Gut gefüllter Saal trotz Sommerpause: Die Cottbuser Stadtverordneten zeigten sich pflichtbewusst. 44 der 51 gewählten Volksvertreter waren am Mittwoch immerhin anwesend, um Weichen zu stellen und Tatsachen zu schaffen. Allerdings wurden zwei wichtige Entscheidungen vertagt. Hier der Überblick:

Blechen-Carré: Der Investor bekommt mehr Zeit, um den Finanzierungsnachweis für den zweiten Bauabschnitt zu erbringen. Dieser sollte eigentlich schon im Rathaus vorliegen. Jetzt wurde ein Aufschub bis zum Jahresende gewährt. "Die Mehrheit will, dass gebaut wird", erklärte Oberbürgermeister Frank Szymanski (SPD) am Mittwoch. Der Investor muss nun monatlich Bericht über den Stand der Finanzierungsgespräche erstatten. Auch die von ihm in Auftrag gegebenen Geomarketing- und Objektbewertungsgutachten sollen im Wirtschaftsausschuss vorgestellt werden. Doch wann soll nun der zweite Bauabschnitt in der Stadtpromenade fertig und damit die Baugrube verschwunden sein? "Wir gehen davon aus, dass wir im Frühjahr 2015 eröffnen", sagte René Becker, Geschäftsführer der Einkaufszentrum Cottbus GmbH, am Mittwoch gegenüber der RUNDSCHAU. Eine Diskussion in der Stadtverordnetenversammlung gab es zu diesem Punkt nicht. Im Wirtschaftsausschuss hatten sich einige Abgeordnete kritisch geäußert.

Jugendförderplan: Erneut vertagt worden ist eine Entscheidung über den Jugendförderplan. In dem Papier ist geregelt, welche Projekte der Jugendarbeit wieviel Geld von der Stadt als Zuschuss erhalten. Cottbus stellt dafür pro Jahr gut zwei Millionen Euro zur Verfügung. Ab dem Jahr 2014 sollen freie Träger nur Geld erhalten, wenn sie ihre Mitarbeiter tarifgerecht bezahlen. In den vergangenen Wochen hatte die Stadt laut Sozialdezernent Berndt Weiße (parteilos) 17 Gespräche mit den zehn freien Trägern geführt. Keiner habe signalisiert, wegen geringerer Förderung Projekte komplett einzustellen. Die Fraktion SPD/Grüne hat in der Sommerpause die Träger angeschrieben. Die Resonanz sei sehr gut gewesen, die Antworten aber noch nicht komplett ausgewertet, erklärte Markus Möller (SPD). Dafür benötige die Fraktion noch etwas Zeit. Im September soll nun der Plan verabschiedet werden, so die Verabredung am Mittwoch.

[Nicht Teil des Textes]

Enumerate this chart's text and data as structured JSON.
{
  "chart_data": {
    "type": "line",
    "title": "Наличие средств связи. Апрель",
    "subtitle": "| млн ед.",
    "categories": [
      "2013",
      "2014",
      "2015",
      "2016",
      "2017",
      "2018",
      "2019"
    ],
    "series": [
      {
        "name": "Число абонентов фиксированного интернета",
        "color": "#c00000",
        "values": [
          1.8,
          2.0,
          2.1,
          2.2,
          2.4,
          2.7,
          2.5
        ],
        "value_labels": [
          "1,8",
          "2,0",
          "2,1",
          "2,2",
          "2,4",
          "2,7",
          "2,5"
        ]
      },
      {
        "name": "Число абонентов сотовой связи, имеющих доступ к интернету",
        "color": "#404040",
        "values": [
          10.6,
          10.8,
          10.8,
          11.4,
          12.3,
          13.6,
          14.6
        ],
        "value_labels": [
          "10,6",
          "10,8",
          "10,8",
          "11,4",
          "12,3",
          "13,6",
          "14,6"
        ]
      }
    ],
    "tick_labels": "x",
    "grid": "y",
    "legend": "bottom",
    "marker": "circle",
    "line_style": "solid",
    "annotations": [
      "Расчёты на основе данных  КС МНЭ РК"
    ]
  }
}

Stadtmuseum: Die Würfel in dieser Frage sind nach monatelanger Debatte gefallen. Am Mittwoch stimmten die Stadtverordneten dafür, dass Stadt- und Verwaltungsarchiv künftig am Standort Bahnhofstraße 52 und damit im bisherigen Stadtmuseum untergebracht werden. Das Museum selbst zieht demnach in die alte Sparkassenimmobilie in der Bahnhofstraße 22. Der Kaufpreis für das Gebäude liegt bei 255 000 Euro, sagt Immobilien-Fachbereichsleiterin Anja Schlensog. Das Archiv-Ausweichquartier in der Hallenser Straße wird verkauft. "Dafür finden sich Interessenten, es ist eine gute Lage", zeigt sich Anja Schlensog optimistisch.